Phenodigm scores capture the similarity between a knockout mouse and a human disease, based on phenotypic similarity. The algorithm is described in detail here.
In brief, the algorithm proceeds in two stages. The first stage compares individual disease phenotypes to individual mouse phenotypes using a cross-ontology measure (MP and HP terms). The outcome of each comparison depends on the semantic similarity of the terms, as well as their prevalence. Thus, pairs of phenotypes that are biologically similar and relatively rare (e.g. human ‘Ataxia’ and mouse ‘ataxia’) obtain a high score, while pairs that refer to different biological entities and are quite vague (e.g. human ‘Abnormality of the cardiovascular system’ and mouse ‘adipose tissue phenotype’) obtain a very low score. Scores from this stage fall in the range [0, infinity], although typical values are [0, 6].

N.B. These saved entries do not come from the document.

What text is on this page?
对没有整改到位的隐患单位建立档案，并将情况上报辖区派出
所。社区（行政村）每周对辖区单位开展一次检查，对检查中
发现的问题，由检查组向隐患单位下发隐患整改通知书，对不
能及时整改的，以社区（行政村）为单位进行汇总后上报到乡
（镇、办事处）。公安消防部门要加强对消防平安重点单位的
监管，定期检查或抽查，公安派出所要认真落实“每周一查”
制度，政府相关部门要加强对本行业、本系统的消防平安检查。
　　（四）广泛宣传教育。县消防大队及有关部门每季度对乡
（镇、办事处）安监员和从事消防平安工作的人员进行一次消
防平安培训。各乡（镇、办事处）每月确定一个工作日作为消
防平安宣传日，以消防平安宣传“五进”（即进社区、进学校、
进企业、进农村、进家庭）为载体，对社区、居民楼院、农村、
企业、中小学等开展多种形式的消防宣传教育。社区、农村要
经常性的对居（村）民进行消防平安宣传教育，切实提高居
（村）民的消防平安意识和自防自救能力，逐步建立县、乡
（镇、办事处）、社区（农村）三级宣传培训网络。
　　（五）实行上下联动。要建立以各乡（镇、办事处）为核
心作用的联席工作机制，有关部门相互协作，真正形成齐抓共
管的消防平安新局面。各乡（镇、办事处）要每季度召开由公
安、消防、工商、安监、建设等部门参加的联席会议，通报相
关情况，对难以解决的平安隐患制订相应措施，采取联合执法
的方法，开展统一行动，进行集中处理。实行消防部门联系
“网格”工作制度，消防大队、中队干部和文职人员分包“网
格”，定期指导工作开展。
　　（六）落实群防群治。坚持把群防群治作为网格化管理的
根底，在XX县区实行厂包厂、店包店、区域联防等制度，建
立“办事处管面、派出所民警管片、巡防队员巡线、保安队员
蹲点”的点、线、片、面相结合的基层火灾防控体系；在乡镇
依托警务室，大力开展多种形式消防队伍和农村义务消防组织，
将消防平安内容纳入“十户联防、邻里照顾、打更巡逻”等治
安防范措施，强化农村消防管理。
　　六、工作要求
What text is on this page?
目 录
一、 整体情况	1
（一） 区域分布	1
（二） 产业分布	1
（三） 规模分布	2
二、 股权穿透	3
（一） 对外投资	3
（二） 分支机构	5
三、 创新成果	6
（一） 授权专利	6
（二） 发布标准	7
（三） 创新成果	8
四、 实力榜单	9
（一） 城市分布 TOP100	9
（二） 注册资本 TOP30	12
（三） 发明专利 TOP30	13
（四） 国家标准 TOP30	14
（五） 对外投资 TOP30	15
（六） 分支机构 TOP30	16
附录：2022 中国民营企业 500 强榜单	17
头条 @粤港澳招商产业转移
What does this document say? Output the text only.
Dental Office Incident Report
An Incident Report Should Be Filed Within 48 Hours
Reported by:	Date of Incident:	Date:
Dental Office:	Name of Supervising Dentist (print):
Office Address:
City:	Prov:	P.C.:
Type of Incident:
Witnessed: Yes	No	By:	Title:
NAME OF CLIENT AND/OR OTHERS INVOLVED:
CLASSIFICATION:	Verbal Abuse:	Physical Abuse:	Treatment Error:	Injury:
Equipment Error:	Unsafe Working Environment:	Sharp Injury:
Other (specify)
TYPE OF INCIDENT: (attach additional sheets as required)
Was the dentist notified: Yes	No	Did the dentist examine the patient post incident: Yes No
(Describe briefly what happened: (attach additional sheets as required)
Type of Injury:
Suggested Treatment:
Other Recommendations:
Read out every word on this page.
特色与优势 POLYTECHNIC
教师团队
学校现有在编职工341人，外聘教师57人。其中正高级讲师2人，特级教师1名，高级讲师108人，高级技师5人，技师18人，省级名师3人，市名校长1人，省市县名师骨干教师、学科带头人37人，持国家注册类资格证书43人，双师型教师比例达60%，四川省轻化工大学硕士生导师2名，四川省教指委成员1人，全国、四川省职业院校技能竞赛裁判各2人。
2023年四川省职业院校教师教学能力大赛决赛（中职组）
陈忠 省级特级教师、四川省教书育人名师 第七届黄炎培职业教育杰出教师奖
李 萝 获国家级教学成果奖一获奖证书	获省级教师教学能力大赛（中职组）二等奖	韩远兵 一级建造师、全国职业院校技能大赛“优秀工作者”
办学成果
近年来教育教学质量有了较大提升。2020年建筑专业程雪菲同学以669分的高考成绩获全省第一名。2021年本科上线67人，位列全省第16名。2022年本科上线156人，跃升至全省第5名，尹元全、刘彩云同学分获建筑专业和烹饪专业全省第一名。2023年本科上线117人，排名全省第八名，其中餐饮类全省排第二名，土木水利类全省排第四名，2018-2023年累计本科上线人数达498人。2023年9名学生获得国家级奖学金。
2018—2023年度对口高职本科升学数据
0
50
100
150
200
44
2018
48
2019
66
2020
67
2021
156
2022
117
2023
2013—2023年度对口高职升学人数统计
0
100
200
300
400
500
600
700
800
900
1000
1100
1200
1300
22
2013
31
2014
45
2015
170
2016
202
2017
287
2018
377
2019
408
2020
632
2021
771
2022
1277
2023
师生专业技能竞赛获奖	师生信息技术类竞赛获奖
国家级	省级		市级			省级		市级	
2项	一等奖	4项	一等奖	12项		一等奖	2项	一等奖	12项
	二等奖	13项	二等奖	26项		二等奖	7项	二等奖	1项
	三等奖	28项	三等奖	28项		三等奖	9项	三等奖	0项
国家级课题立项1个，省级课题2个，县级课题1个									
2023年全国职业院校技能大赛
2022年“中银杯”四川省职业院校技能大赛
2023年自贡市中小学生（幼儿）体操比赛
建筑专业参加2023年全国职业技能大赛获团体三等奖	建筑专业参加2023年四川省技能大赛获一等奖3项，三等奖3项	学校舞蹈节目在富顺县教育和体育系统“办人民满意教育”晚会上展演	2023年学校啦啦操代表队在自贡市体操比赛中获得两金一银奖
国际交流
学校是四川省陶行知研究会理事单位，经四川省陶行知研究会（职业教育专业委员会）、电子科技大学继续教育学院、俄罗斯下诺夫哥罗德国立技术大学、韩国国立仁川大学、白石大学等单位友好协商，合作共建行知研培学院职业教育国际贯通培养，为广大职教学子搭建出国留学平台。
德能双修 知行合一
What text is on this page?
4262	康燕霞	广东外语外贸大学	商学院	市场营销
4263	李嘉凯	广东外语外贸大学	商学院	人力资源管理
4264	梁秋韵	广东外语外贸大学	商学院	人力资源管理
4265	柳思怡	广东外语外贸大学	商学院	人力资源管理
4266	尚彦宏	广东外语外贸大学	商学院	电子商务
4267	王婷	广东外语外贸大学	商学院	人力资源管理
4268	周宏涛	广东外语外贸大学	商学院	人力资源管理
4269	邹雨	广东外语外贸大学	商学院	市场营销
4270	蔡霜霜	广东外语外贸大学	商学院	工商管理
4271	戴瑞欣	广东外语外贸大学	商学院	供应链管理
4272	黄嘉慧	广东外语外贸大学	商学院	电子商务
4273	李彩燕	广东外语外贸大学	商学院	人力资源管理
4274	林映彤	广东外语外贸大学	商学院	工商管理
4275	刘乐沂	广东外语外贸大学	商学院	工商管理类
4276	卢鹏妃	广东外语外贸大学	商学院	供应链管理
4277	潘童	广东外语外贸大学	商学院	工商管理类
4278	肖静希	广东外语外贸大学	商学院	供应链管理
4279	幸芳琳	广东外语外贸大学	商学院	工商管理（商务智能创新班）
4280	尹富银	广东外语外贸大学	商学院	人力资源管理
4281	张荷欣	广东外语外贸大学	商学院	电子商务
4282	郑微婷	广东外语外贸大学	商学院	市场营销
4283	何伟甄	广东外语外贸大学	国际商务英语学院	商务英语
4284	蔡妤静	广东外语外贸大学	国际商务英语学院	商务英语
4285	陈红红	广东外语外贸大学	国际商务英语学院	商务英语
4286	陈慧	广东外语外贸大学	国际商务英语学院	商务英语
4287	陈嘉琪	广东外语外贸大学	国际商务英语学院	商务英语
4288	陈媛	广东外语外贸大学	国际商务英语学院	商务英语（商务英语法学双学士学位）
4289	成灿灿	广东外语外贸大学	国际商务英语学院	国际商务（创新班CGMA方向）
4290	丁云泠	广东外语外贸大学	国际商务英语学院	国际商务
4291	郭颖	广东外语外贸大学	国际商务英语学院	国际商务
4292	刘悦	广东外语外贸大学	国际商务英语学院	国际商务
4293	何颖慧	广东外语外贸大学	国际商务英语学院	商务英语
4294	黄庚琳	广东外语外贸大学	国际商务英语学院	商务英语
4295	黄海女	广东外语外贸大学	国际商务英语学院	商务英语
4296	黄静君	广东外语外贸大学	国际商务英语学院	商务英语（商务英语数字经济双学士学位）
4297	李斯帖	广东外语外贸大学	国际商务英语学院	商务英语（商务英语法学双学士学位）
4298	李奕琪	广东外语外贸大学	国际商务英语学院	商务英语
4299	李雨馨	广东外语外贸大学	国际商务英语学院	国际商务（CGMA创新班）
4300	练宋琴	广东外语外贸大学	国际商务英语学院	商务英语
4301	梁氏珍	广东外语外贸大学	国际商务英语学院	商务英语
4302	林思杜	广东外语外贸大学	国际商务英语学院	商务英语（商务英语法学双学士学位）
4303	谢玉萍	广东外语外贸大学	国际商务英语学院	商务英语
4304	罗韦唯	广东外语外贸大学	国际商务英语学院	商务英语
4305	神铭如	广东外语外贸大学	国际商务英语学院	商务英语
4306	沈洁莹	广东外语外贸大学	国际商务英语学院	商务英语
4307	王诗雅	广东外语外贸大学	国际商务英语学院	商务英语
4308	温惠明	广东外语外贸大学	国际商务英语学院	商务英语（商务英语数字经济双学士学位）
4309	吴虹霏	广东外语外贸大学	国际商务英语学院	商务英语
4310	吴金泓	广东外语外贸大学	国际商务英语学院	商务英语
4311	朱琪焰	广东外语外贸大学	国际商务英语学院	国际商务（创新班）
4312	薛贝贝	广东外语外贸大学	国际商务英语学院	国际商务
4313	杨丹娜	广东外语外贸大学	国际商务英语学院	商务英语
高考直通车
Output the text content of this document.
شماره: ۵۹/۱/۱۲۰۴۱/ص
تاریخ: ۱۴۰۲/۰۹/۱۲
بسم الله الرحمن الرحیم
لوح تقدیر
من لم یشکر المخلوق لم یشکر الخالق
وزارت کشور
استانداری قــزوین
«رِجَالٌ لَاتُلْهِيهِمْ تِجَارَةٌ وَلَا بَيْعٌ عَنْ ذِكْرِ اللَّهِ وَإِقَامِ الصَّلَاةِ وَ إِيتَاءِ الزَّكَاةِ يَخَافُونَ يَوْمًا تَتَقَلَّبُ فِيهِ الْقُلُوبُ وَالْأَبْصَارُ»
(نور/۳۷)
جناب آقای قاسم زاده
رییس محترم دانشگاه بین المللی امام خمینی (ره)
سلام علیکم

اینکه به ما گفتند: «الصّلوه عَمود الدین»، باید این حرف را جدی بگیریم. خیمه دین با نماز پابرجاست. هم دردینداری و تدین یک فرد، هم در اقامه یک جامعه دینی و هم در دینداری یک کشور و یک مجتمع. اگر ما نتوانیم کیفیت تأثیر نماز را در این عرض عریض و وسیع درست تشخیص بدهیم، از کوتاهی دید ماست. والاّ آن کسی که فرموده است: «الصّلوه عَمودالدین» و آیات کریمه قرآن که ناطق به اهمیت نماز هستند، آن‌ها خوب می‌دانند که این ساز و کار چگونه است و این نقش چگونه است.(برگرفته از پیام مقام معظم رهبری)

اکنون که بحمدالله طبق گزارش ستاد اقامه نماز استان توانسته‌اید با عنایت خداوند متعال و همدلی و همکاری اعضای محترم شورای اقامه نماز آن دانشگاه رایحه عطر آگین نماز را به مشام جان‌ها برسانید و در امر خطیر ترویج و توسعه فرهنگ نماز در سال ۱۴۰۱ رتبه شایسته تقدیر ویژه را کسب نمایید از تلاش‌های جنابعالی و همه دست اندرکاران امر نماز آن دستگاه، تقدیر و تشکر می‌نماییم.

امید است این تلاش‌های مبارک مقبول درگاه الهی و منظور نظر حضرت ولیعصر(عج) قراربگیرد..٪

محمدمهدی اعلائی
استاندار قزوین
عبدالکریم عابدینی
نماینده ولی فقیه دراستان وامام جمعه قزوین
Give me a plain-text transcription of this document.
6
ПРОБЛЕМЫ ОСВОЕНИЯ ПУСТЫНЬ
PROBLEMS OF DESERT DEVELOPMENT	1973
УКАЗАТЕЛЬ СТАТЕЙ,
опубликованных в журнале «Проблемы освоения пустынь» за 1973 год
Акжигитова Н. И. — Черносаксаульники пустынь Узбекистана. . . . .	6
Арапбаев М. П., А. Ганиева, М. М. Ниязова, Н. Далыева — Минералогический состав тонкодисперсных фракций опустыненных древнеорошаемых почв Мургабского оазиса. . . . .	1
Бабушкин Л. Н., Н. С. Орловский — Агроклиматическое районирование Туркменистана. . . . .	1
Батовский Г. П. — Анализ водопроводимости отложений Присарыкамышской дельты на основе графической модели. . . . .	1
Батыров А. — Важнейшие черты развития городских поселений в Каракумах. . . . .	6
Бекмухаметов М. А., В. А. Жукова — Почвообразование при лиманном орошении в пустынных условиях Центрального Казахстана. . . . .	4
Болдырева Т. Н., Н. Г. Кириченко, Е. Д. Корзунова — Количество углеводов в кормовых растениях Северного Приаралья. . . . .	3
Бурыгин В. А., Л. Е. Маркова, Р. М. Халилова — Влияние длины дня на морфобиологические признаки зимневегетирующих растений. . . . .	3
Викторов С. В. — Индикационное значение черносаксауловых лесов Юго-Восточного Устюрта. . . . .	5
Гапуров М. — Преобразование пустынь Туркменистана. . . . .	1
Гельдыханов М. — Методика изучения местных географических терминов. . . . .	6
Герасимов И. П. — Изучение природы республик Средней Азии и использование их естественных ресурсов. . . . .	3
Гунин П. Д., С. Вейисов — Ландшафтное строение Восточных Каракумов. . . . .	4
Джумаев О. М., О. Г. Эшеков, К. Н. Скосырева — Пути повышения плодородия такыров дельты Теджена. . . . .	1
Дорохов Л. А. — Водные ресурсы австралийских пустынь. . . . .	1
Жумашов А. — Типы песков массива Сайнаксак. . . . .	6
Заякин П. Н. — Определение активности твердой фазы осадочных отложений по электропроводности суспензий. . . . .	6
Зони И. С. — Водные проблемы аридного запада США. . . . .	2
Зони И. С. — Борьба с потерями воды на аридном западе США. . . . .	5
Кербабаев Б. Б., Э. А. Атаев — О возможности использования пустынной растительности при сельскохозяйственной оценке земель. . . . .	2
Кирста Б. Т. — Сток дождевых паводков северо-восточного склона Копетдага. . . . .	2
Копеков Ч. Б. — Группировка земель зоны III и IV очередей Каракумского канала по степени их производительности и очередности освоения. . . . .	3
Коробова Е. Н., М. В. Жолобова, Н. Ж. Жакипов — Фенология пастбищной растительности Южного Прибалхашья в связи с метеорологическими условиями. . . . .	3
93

When comparing mouse and disease profiles, all disease phenotypes are matched with a corresponding phenotype in the mouse. Average and maximum scores are displayed in the summary tables.
The second stage of the calculation aggregates pairwise scores into a single value. Conceptually, this is a combination of the average and maximum scores. However, there is an additional normalization step, which is described in detail in the publication. The overall outcome is the Phenodigm score, which, by definition, falls in the range [0, 100].
All tables are defaultly sorted by the Phenodigm score.